Aligned Unsupervised Pretraining of Object Detectors with Self-training
Ioannis Maniadis Metaxas, Adrian Bulat, Ioannis Patras, Brais Martinez, Georgios Tzimiropoulos
TL;DR
AptDet addresses the misalignment between unsupervised detector pretraining and downstream class-aware detection by introducing an end-to-end framework that uses high-level semantic proposals, clustering-based pseudo-labels, and self-training to iteratively refine supervision. It replaces low-level, auxiliary objectives with a principled alignment between pretext and downstream tasks, enabling joint pretraining of the backbone and detector and even training from scratch on scene-centric data. Across DETR-based and R-CNN architectures, AptDet achieves state-of-the-art results on standard benchmarks, demonstrates strong performance in low-data and few-shot regimes, and shows versatility for self-supervised backbone pretraining. The approach simplifies the training pipeline, reduces reliance on complex auxiliary losses, and offers practical avenues for unsupervised representation learning directly from detection as a pretext task.
Abstract
The unsupervised pretraining of object detectors has recently become a key component of object detector training, as it leads to improved performance and faster convergence during the supervised fine-tuning stage.
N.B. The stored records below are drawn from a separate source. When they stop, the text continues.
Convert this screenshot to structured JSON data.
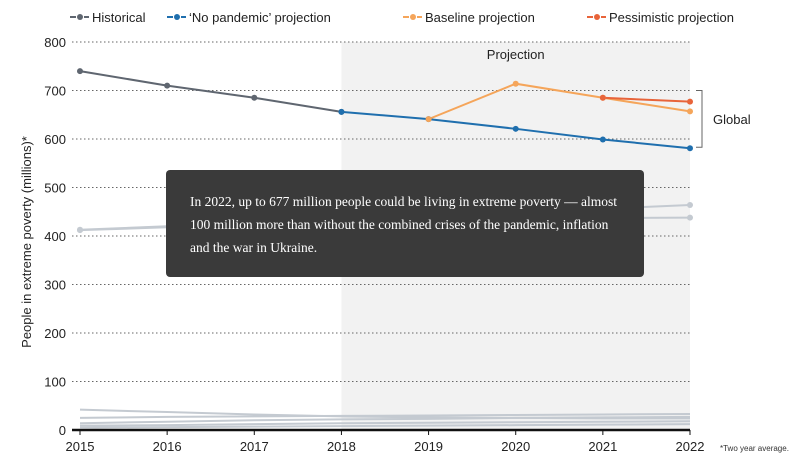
{
  "chart_data": {
    "type": "line",
    "ylabel": "People in extreme poverty (millions)*",
    "ylim": [
      0,
      800
    ],
    "yticks": [
      0,
      100,
      200,
      300,
      400,
      500,
      600,
      700,
      800
    ],
    "x": [
      2015,
      2016,
      2017,
      2018,
      2019,
      2020,
      2021,
      2022
    ],
    "projection_label": "Projection",
    "projection_range": [
      2018,
      2022
    ],
    "grid": "horizontal-dotted",
    "legend_position": "top",
    "series": [
      {
        "name": "Historical",
        "color": "#5f6670",
        "x": [
          2015,
          2016,
          2017,
          2018
        ],
        "values": [
          740,
          710,
          685,
          656
        ]
      },
      {
        "name": "‘No pandemic’ projection",
        "color": "#1f6fae",
        "x": [
          2018,
          2019,
          2020,
          2021,
          2022
        ],
        "values": [
          656,
          641,
          621,
          599,
          581
        ]
      },
      {
        "name": "Baseline projection",
        "color": "#f5a55a",
        "x": [
          2019,
          2020,
          2021,
          2022
        ],
        "values": [
          641,
          714,
          685,
          657
        ]
      },
      {
        "name": "Pessimistic projection",
        "color": "#e8643a",
        "x": [
          2021,
          2022
        ],
        "values": [
          685,
          677
        ]
      }
    ],
    "background_series": [
      {
        "color": "#c4cad1",
        "x": [
          2015,
          2016,
          2017,
          2018,
          2019,
          2020,
          2021,
          2022
        ],
        "values": [
          413,
          420,
          426,
          432,
          440,
          448,
          456,
          464
        ]
      },
      {
        "color": "#c4cad1",
        "x": [
          2015,
          2016,
          2017,
          2018,
          2019,
          2020,
          2021,
          2022
        ],
        "values": [
          412,
          418,
          423,
          428,
          432,
          435,
          437,
          438
        ]
      },
      {
        "color": "#c4cad1",
        "x": [
          2015,
          2016,
          2017,
          2018,
          2019,
          2020,
          2021,
          2022
        ],
        "values": [
          42,
          37,
          32,
          28,
          26,
          25,
          24,
          24
        ]
      },
      {
        "color": "#c4cad1",
        "x": [
          2015,
          2016,
          2017,
          2018,
          2019,
          2020,
          2021,
          2022
        ],
        "values": [
          25,
          27,
          28,
          29,
          30,
          31,
          32,
          33
        ]
      },
      {
        "color": "#c4cad1",
        "x": [
          2015,
          2016,
          2017,
          2018,
          2019,
          2020,
          2021,
          2022
        ],
        "values": [
          14,
          17,
          20,
          22,
          23,
          25,
          26,
          27
        ]
      },
      {
        "color": "#c4cad1",
        "x": [
          2015,
          2016,
          2017,
          2018,
          2019,
          2020,
          2021,
          2022
        ],
        "values": [
          9,
          10,
          12,
          14,
          15,
          16,
          17,
          18
        ]
      },
      {
        "color": "#c4cad1",
        "x": [
          2015,
          2016,
          2017,
          2018,
          2019,
          2020,
          2021,
          2022
        ],
        "values": [
          5,
          6,
          7,
          8,
          9,
          10,
          11,
          12
        ]
      }
    ],
    "annotation": {
      "label": "Global"
    }
  },
  "tooltip": {
    "text": "In 2022, up to 677 million people could be living in extreme poverty — almost 100 million more than without the combined crises of the pandemic, inflation and the war in Ukraine."
  },
  "footnote": "*Two year average."
}
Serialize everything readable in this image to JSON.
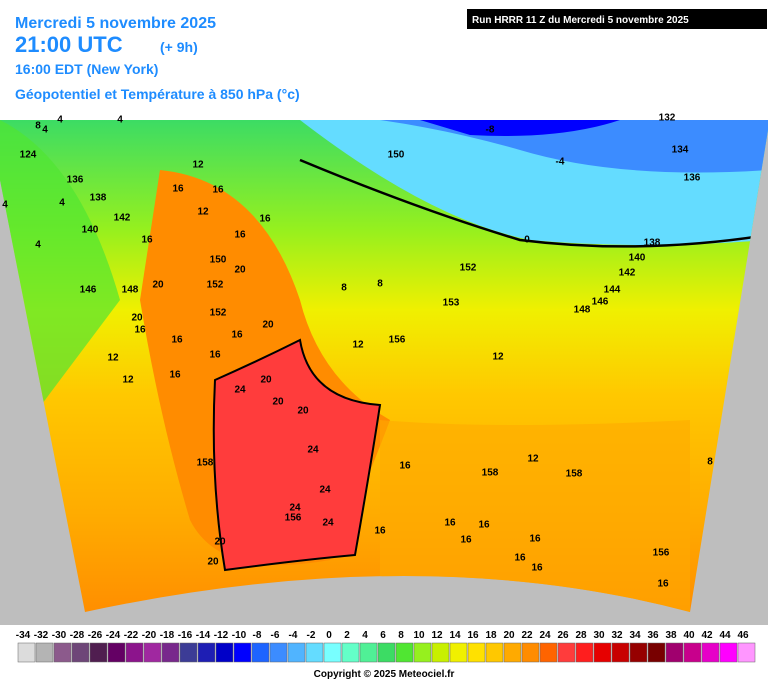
{
  "header": {
    "date": "Mercredi 5 novembre 2025",
    "utc": "21:00 UTC",
    "lead": "(+ 9h)",
    "local": "16:00 EDT (New York)",
    "field": "Géopotentiel et Température à 850 hPa (°c)",
    "run": "Run HRRR 11 Z du Mercredi 5 novembre 2025"
  },
  "map_labels": [
    4,
    4,
    4,
    8,
    124,
    136,
    138,
    4,
    4,
    140,
    142,
    146,
    4,
    12,
    16,
    16,
    16,
    12,
    16,
    16,
    148,
    150,
    152,
    20,
    20,
    16,
    12,
    16,
    20,
    12,
    16,
    16,
    152,
    20,
    20,
    24,
    20,
    20,
    24,
    24,
    156,
    24,
    24,
    20,
    20,
    16,
    158,
    16,
    16,
    158,
    16,
    16,
    16,
    16,
    16,
    150,
    -8,
    -4,
    132,
    134,
    136,
    0,
    138,
    140,
    142,
    144,
    146,
    148,
    152,
    153,
    156,
    12,
    12,
    8,
    8,
    12,
    158,
    8,
    16,
    156,
    16
  ],
  "legend": {
    "labels": [
      -34,
      -32,
      -30,
      -28,
      -26,
      -24,
      -22,
      -20,
      -18,
      -16,
      -14,
      -12,
      -10,
      -8,
      -6,
      -4,
      -2,
      0,
      2,
      4,
      6,
      8,
      10,
      12,
      14,
      16,
      18,
      20,
      22,
      24,
      26,
      28,
      30,
      32,
      34,
      36,
      38,
      40,
      42,
      44,
      46
    ],
    "colors": [
      "#dcdcdc",
      "#b4b4b4",
      "#8c5a8c",
      "#6e4678",
      "#501e50",
      "#640064",
      "#8c148c",
      "#a028a0",
      "#78288c",
      "#3c3c96",
      "#1e1eb4",
      "#0000c8",
      "#0000ff",
      "#1e64ff",
      "#3c8cff",
      "#50b4ff",
      "#64dcff",
      "#78ffff",
      "#64ffc8",
      "#50f096",
      "#3cdc64",
      "#50e632",
      "#96f01e",
      "#c8f000",
      "#f0f000",
      "#ffe100",
      "#ffc800",
      "#ffaa00",
      "#ff8c00",
      "#ff6400",
      "#ff3c3c",
      "#ff1e1e",
      "#e60000",
      "#c80000",
      "#960000",
      "#780000",
      "#a0006e",
      "#c8008c",
      "#e600c8",
      "#ff00ff",
      "#ff96ff"
    ]
  },
  "copyright": "Copyright © 2025 Meteociel.fr"
}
Existing unsupervised pretraining methods, however, typically rely on low-level information to define proposals that are used to train the detector. Furthermore, in the absence of class labels for these proposals, an auxiliary loss is used to add high-level semantics. This results in complex pipelines and a task gap between the pretraining and the downstream task. We propose a framework that mitigates this issue and consists of three simple yet key ingredients: (i) richer initial proposals that do encode high-level semantics, (ii) class pseudo-labeling through clustering, that enables pretraining using a standard object detection training pipeline, (iii) self-training to iteratively improve and enrich the object proposals. Once the pretraining and downstream tasks are aligned, a simple detection pipeline without further bells and whistles can be directly used for pretraining and, in fact, results in state-of-the-art performance on both the full and low data regimes, across detector architectures and datasets, by significant margins. We further show that our pretraining strategy is also capable of pretraining from scratch (including the backbone) and works on complex images like COCO, paving the path for unsupervised representation learning using object detection directly as a pretext task.